Magnanimous Guy! He felt himself very good, very generous, very condescending, and very forgiving, the early portion of the afternoon; but later in the day he began to view Guy Remington in the light of a martyr, said martyrdom consisting in the scornful toss of the head with which Agnes had listened to his plan, and the open opposition of Mrs. Noah.

“Was he beside himself, or what?” this worthy asked. “She liked Maddy Clyde, to be sure, but it wasn’t for him to demean himself by turning her school master. Folks would talk awfully, and she couldn’t blame ’em; besides, what would Lucy say to his bein’ alone in a room with a girl as pretty as Maddy? It was a duty he owed her at any rate to tell her all about it, and if she said ’twas right, why, go it.”

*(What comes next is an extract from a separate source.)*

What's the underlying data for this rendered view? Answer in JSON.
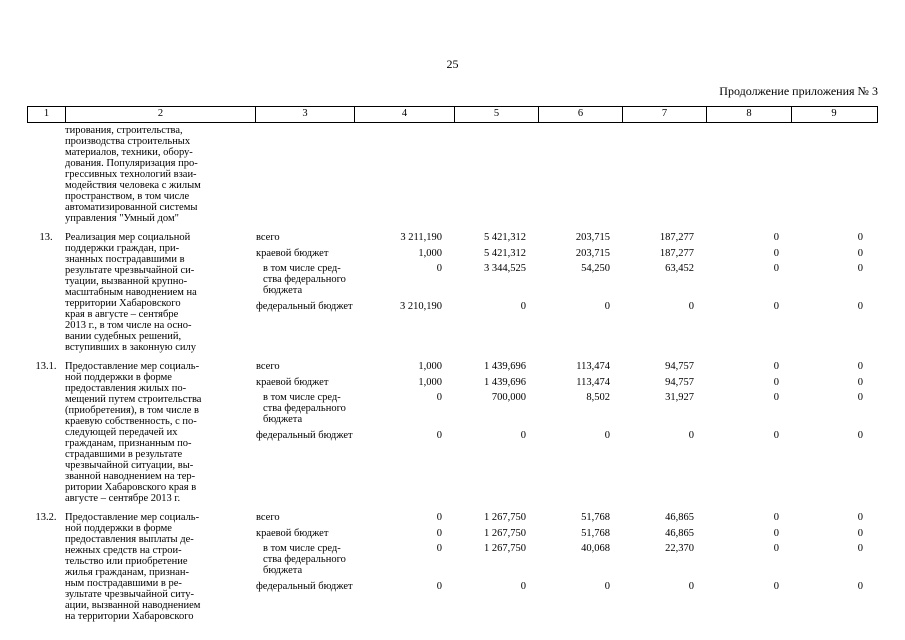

This was the drift of Mrs. Noah’s remarks, and as Guy depended much on her judgment, he decided to write to Lucy to see if she had the slightest objections to his teaching Maddy Clyde. Accordingly he wrote that very night, telling her frankly all he knew concerning Maddy Clyde, and narrating the circumstances under which he first had met her, being careful also to repeat what he knew would have weight with an English girl like Lucy, to wit, that though poor, Maddy’s father and grandfather Clyde had been gentlemen, the one a clergyman, the other a sea captain. Then he told of her desire for learning, and his plan to teach her himself, of what the doctor and Mrs. Noah said about it, and his final determination to consult her. Then he described Maddy herself, feeling a strange thrill as he told how pure, how innocent, how artless and beautiful she was, and asked if Lucy feared aught from his association with her.